Here is another piece of advice that may or may not be applicable.... I don't know if you can do this with foster kids, etc, or if you're a dog person, but seriously - since I have bought a dog, I have met so many amazing people out and about - at puppy, training etc... You immediately have something in common to talk about, (and with your partner as well), and a companion who is endlessly entertaining, loving, etc. You may even do some sort of course for companion dogs for kids in need. I could see this as being a fabulous thing for your foster kids.
(BTW - as a mum, I take my hat off to you for fostering kids... I think you must have amazing emotional resources to manage the many heartbreaks involved)

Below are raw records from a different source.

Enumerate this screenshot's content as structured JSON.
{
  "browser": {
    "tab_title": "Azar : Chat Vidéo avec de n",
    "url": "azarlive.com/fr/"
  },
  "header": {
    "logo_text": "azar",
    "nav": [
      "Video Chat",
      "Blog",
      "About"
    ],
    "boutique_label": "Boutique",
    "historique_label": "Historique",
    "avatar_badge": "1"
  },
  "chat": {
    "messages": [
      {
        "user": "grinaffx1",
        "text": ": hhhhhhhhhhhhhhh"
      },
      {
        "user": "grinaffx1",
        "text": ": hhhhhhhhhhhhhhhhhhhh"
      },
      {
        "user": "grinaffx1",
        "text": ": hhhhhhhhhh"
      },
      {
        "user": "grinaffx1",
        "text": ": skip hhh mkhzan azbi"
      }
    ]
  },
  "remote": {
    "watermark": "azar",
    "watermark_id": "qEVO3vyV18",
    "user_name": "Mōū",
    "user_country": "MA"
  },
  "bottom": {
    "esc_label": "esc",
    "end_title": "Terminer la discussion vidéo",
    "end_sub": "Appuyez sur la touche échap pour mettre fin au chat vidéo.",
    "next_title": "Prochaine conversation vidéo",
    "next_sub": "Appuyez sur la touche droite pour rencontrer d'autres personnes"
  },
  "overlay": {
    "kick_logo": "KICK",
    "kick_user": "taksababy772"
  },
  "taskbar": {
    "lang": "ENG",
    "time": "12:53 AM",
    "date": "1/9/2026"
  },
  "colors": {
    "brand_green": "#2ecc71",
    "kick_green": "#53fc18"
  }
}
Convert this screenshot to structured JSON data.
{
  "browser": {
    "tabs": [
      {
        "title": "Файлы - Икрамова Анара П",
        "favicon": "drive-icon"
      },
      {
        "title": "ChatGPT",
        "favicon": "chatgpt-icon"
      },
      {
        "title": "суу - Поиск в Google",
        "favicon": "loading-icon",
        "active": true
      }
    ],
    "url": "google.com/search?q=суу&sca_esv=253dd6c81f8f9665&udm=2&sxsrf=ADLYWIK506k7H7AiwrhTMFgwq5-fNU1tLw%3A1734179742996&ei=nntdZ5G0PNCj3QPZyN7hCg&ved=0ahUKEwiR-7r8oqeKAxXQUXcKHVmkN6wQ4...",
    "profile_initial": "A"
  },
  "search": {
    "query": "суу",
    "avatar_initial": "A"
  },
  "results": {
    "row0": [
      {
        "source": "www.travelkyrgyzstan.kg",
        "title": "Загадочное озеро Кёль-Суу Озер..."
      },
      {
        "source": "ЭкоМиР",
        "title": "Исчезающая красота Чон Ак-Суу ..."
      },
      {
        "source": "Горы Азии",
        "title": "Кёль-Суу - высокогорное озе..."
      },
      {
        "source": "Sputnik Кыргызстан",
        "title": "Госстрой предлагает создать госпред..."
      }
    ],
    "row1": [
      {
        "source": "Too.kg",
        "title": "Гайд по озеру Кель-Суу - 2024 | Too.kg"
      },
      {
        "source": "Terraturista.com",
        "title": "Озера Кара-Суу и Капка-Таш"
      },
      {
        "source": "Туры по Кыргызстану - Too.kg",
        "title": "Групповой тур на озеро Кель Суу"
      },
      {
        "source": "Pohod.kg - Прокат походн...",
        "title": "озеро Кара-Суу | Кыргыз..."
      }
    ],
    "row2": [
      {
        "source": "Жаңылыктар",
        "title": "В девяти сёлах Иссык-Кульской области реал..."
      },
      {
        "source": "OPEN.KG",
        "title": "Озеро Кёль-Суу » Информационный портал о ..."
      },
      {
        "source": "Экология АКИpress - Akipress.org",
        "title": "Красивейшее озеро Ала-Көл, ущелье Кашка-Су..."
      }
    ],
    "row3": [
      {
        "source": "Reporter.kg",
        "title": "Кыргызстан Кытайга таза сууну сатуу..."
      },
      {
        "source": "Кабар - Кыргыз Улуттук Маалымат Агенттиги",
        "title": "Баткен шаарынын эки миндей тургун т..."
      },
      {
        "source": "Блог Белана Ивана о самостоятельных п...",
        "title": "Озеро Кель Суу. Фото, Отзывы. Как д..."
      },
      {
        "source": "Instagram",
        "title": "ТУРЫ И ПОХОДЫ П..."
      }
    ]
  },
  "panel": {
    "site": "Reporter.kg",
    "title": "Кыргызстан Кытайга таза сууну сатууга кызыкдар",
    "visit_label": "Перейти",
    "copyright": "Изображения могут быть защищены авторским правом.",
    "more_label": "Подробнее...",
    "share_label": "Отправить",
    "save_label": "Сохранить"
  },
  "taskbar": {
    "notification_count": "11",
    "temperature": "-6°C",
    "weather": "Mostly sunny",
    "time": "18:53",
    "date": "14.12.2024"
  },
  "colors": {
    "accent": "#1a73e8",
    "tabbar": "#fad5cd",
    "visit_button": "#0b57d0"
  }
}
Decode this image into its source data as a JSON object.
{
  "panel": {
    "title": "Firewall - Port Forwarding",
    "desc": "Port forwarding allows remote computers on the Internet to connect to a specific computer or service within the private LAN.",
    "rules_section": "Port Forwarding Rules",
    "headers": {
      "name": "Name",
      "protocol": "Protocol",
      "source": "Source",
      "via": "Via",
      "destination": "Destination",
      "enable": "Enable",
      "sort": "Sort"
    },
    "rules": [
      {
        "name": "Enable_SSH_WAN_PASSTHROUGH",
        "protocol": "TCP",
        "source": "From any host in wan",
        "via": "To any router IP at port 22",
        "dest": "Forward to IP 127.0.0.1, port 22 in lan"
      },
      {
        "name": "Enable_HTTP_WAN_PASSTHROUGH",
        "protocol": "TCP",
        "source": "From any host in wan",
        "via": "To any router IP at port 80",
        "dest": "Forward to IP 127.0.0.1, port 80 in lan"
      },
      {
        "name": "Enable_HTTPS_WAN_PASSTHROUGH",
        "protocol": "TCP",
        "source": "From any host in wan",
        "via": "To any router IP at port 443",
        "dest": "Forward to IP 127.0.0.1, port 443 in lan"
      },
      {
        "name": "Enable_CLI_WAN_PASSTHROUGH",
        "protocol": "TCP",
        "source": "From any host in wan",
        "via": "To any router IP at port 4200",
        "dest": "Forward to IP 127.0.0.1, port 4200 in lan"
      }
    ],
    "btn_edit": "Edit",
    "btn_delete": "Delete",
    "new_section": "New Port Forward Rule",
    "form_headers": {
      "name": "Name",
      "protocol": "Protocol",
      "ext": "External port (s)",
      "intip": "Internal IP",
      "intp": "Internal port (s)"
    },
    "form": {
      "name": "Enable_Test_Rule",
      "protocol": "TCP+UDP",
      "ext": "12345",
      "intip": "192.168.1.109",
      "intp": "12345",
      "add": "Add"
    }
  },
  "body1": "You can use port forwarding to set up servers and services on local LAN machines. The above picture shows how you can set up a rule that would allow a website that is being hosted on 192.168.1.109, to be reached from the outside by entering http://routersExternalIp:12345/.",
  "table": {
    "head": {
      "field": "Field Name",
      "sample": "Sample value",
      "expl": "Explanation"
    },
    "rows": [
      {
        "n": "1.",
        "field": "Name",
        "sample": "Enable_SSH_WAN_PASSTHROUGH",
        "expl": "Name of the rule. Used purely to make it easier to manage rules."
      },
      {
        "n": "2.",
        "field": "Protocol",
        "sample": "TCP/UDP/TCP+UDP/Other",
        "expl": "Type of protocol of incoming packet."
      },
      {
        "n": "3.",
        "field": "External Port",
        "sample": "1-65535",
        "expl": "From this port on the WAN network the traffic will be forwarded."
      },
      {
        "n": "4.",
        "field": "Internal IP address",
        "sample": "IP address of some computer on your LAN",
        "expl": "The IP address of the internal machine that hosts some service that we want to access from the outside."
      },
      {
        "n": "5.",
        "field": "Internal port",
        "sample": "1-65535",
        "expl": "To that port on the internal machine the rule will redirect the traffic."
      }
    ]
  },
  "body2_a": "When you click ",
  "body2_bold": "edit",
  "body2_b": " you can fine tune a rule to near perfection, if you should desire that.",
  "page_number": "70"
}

Bountybarsyuk · 28/08/2016 14:18

If your partner was working out of the home every day and going to the gym/classes every night, I could see that could lead to a lack of intimacy/friendship. I think the problem is you are both at home all day, and if you are sociable, such as him, then going out in the evening is his opportunity to speak with other people and have some other social interaction. Every evening does seem a lot though.

It would be good to have one evening together a week to do something shared together- what would happen if you suggest that?